The latrines being the big fascination of the trip, the first piece of advice is about their use.
Don't drop your Glow Stick in the latrine.
Not far off from the advice my father had given me about dropping my flashlight in the outhouse. Lovely. You know this is going to happen to me. Or to the person who uses the latrine just ahead of me.
The other advice she gave me came straight from the camp itself. We should store all food items in sealed plastic in the car. Because of bears.
What?
On my first and last trip to Camp Hari Kari, Mom sent me with a stash of goodies in my orange patent plastic smiley face suitcase. No bear came and ate it. Just a raccoon who clawed at it until the zipper ripped and he could siphon out every last Fun Size Snickers bar.
I'm hoping that is the worst of the rules.

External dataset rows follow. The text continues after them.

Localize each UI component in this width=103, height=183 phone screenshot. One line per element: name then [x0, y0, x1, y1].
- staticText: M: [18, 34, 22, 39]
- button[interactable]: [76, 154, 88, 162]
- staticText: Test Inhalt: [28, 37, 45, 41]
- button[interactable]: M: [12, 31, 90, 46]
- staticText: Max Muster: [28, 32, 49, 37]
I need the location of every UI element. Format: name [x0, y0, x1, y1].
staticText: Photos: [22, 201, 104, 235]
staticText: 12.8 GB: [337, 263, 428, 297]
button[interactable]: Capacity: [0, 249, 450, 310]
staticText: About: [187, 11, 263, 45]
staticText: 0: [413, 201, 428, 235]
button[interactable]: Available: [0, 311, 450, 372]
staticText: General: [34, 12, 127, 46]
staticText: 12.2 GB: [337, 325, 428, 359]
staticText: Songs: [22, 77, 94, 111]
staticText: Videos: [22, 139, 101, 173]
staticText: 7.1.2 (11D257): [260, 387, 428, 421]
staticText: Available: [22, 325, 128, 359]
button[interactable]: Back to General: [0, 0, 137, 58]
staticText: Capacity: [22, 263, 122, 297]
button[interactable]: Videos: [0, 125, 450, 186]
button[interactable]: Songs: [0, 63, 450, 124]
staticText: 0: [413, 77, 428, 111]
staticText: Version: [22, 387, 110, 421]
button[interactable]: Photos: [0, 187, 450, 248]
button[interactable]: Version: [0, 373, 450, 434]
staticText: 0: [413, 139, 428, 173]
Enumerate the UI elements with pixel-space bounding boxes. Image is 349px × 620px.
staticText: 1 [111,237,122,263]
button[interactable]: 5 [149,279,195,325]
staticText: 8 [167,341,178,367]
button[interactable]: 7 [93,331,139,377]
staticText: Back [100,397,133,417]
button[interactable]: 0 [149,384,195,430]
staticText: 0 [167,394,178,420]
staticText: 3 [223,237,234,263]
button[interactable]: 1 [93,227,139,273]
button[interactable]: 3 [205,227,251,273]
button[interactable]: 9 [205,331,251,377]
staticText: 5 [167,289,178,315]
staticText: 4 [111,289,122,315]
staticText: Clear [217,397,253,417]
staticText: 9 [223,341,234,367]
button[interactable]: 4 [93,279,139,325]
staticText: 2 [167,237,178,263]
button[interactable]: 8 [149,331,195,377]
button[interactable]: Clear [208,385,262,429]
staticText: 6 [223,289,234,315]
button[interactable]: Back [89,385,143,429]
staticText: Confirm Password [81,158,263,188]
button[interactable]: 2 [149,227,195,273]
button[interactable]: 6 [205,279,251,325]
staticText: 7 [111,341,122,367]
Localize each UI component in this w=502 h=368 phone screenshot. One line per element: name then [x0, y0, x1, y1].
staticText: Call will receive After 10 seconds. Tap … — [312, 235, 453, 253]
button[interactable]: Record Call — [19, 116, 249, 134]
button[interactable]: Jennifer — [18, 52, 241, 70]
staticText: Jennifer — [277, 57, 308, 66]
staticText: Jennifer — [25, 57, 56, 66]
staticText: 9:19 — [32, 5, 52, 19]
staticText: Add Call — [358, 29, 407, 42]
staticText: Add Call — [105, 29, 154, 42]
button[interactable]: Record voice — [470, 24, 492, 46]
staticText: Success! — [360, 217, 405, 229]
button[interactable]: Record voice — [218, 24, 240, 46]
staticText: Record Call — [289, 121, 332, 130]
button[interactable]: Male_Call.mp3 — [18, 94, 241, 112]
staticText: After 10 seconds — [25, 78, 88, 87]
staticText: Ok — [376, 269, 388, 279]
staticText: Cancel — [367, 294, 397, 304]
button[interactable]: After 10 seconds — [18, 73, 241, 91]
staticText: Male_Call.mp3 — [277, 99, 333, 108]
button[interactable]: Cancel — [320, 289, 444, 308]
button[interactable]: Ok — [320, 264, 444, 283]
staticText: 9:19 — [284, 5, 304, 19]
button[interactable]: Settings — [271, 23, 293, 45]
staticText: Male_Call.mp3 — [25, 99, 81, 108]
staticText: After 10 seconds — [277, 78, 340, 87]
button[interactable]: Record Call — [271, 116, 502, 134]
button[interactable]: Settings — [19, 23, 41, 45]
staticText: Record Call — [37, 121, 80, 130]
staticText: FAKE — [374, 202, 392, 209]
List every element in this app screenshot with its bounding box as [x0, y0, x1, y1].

When I was there as an eight-year-old, we walked through the woods in single file on the path. No running. Walked. Single file.
This is camp???
I ran.
I ate the blackberries from the bushes.
I waded into the water we weren't supposed to go in. In my shoes.
I climbed a tree.
I got into a lot of trouble.
Trouble in Girl Scouts is more shame than punishment. At least it was in the 70s. I was told to leave the gathering (of evidently more compliant girls) and go sit in a tent alone (The Time Out Tent? Solitary confinement? ) until I could compose a Haiku or a poem or write a story or illustrate some adventure we'd had at camp (I can draw a procession of girls in pig tails being led slowly down a path in single file to the Mess Hall...woo hoo!) or some other meaningful task with pencil and paper.

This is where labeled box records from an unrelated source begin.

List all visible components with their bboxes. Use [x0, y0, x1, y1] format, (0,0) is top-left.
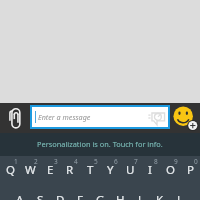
- staticText: W: [25, 162, 36, 178]
- staticText: A: [16, 192, 24, 200]
- staticText: 4: [74, 157, 78, 166]
- staticText: 5: [94, 157, 98, 166]
- staticText: 1: [14, 157, 18, 166]
- button[interactable]: T: [80, 156, 100, 188]
- button[interactable]: Enter a message: [30, 105, 170, 129]
- staticText: 6: [114, 157, 118, 166]
- staticText: Personalization is on. Touch for info.: [37, 139, 163, 149]
- staticText: Q: [6, 162, 15, 178]
- button[interactable]: A: [10, 188, 30, 200]
- staticText: H: [116, 192, 125, 200]
- staticText: P: [187, 162, 194, 178]
- staticText: U: [126, 162, 135, 178]
- staticText: 0: [194, 157, 198, 166]
- staticText: J: [138, 192, 142, 200]
- button[interactable]: R: [60, 156, 80, 188]
- staticText: R: [66, 162, 74, 178]
- button[interactable]: Personalization is on. Touch for info.: [0, 133, 200, 156]
- staticText: Enter a message: [38, 112, 91, 122]
- staticText: 3: [54, 157, 58, 166]
- staticText: 2: [34, 157, 38, 166]
- staticText: E: [47, 162, 54, 178]
- button[interactable]: L: [170, 188, 190, 200]
- button[interactable]: H: [110, 188, 130, 200]
- button[interactable]: F: [70, 188, 90, 200]
- button[interactable]: O: [160, 156, 180, 188]
- staticText: G: [96, 192, 105, 200]
- staticText: S: [37, 192, 44, 200]
- staticText: F: [77, 192, 83, 200]
- button[interactable]: E: [40, 156, 60, 188]
- button[interactable]: D: [50, 188, 70, 200]
- button[interactable]: W: [20, 156, 40, 188]
- button[interactable]: I: [140, 156, 160, 188]
- staticText: D: [56, 192, 65, 200]
- staticText: 7: [134, 157, 138, 166]
- button[interactable]: U: [120, 156, 140, 188]
- staticText: L: [177, 192, 184, 200]
- staticText: T: [87, 162, 94, 178]
- button[interactable]: Attach file: [0, 103, 30, 133]
- button[interactable]: J: [130, 188, 150, 200]
- staticText: 9: [174, 157, 178, 166]
- button[interactable]: P: [180, 156, 200, 188]
- button[interactable]: S: [30, 188, 50, 200]
- button[interactable]: G: [90, 188, 110, 200]
- staticText: I: [148, 162, 152, 178]
- button[interactable]: Q: [0, 156, 20, 188]
- button[interactable]: Y: [100, 156, 120, 188]
- button[interactable]: K: [150, 188, 170, 200]
- staticText: K: [156, 192, 164, 200]
- button[interactable]: Add emoji: [170, 103, 200, 133]
- staticText: 8: [154, 157, 158, 166]
- staticText: O: [166, 162, 175, 178]
- staticText: Y: [107, 162, 114, 178]
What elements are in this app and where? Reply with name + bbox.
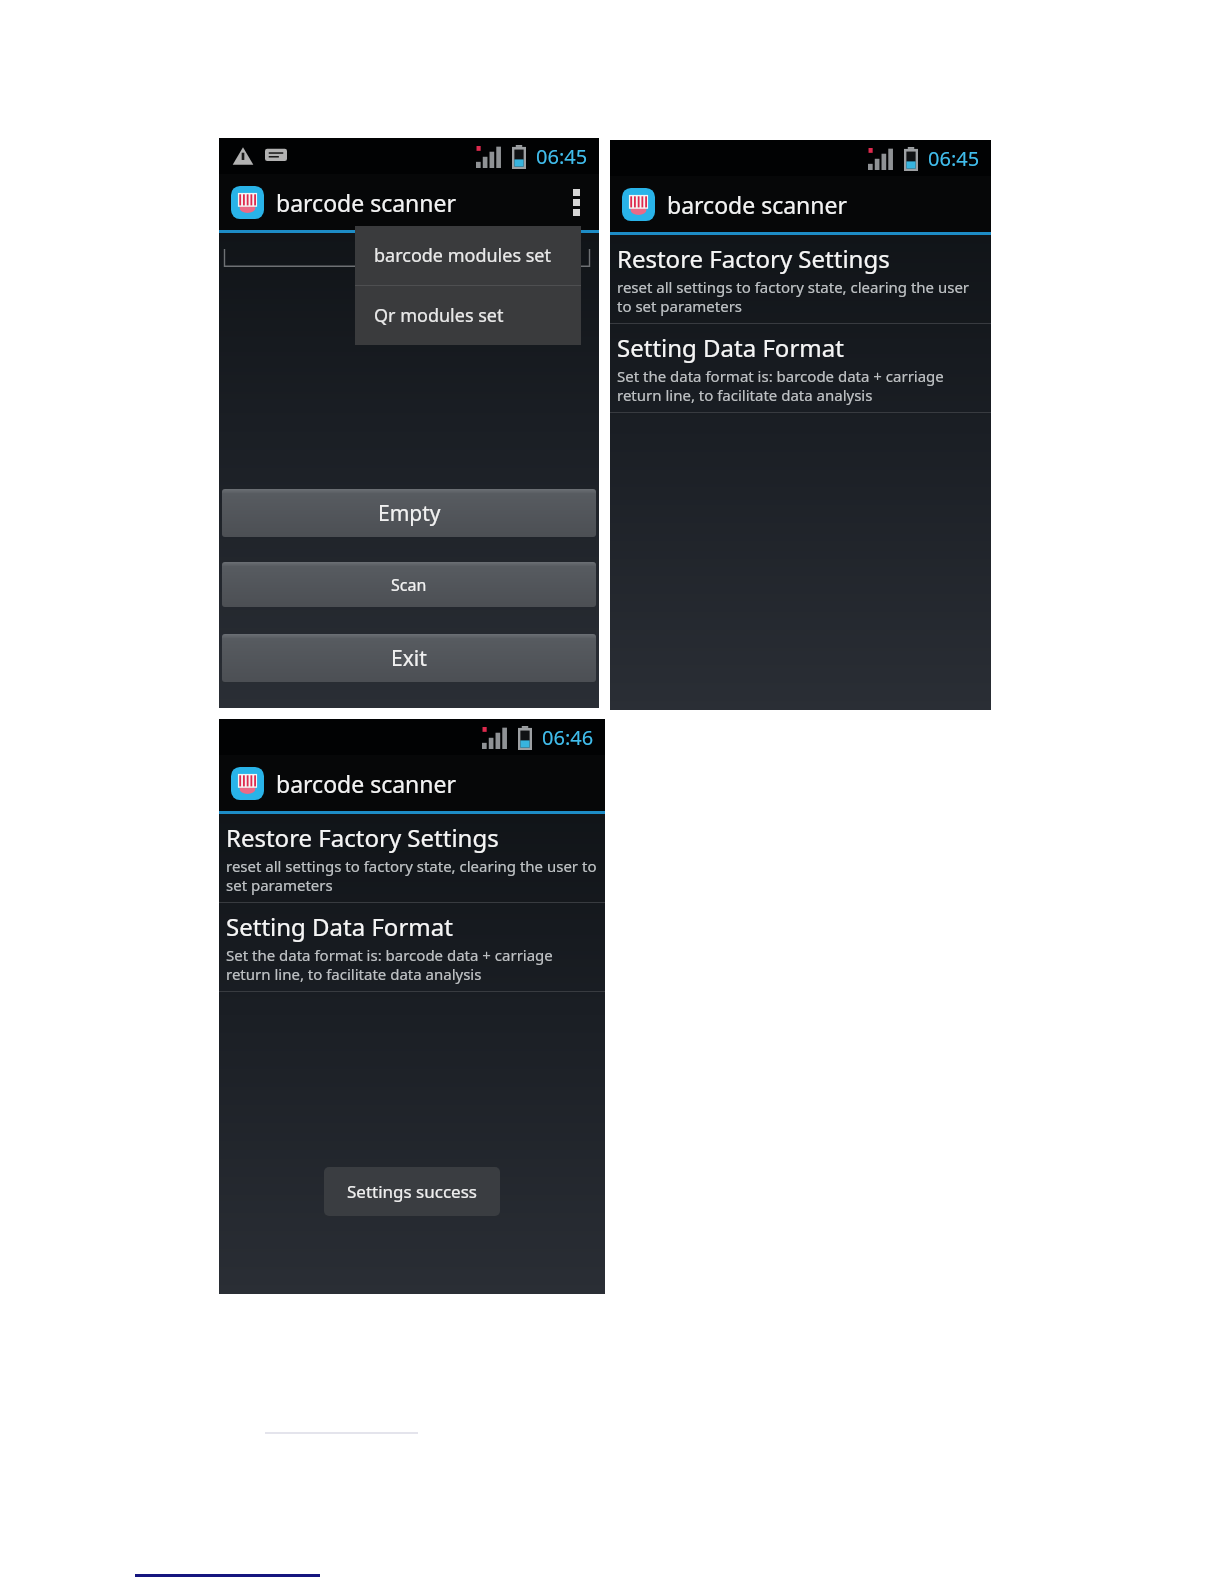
staticText: Exit (391, 644, 427, 673)
staticText: Restore Factory Settings (617, 242, 890, 275)
staticText: Qr modules set (374, 303, 504, 328)
staticText: Empty (378, 499, 441, 528)
staticText: Scan (391, 574, 427, 596)
button[interactable]: barcode modules set (355, 226, 581, 285)
button[interactable]: Setting Data Format (610, 324, 991, 412)
button[interactable]: Scan (222, 562, 596, 607)
button[interactable]: Empty (222, 489, 596, 537)
staticText: barcode modules set (374, 243, 551, 268)
staticText: Setting Data Format (617, 331, 844, 364)
button[interactable]: More options (554, 174, 599, 230)
button[interactable]: Qr modules set (355, 286, 581, 345)
button[interactable]: Restore Factory Settings (610, 235, 991, 323)
staticText: Set the data format is: barcode data + c… (617, 366, 984, 405)
staticText: barcode scanner (276, 768, 456, 799)
button[interactable]: Setting Data Format (219, 903, 605, 991)
staticText: Settings success (347, 1180, 477, 1203)
staticText: 06:45 (928, 145, 980, 172)
staticText: 06:45 (536, 143, 588, 170)
button[interactable]: Restore Factory Settings (219, 814, 605, 902)
staticText: Set the data format is: barcode data + c… (226, 945, 598, 984)
staticText: Restore Factory Settings (226, 821, 499, 854)
button[interactable]: Exit (222, 634, 596, 682)
staticText: reset all settings to factory state, cle… (617, 277, 984, 316)
staticText: 06:46 (542, 724, 594, 751)
staticText: barcode scanner (276, 187, 456, 218)
staticText: Setting Data Format (226, 910, 453, 943)
staticText: barcode scanner (667, 189, 847, 220)
staticText: reset all settings to factory state, cle… (226, 856, 598, 895)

What I didn't know while I was racking up hours in the Bad Girl Tent was that all of what was written or drawn by me or the handful of other bad girls, was being reproduced on a local mimeograph machine and bound into a booklet to be presented to the parents on Pick Up Day!
I am sure this little gesture was intended to make us little Brownie Bandits squirm. Surely it would prompt questions and compel little prisoners to explain why some people wrote poems and so many others did not and then under the pressure of guilt and shame cough up a full confession.
But I knew better. My mother took the book and began to page through it clucking and marveling about all the works of literary genius I 'd produced. "Liza, you practically wrote the whole thing! I am so proud!"
And with my wet shoes and uncombed hair I turned toward the car with my parents and sibs and ran like a rebel to hop in the car and head for home.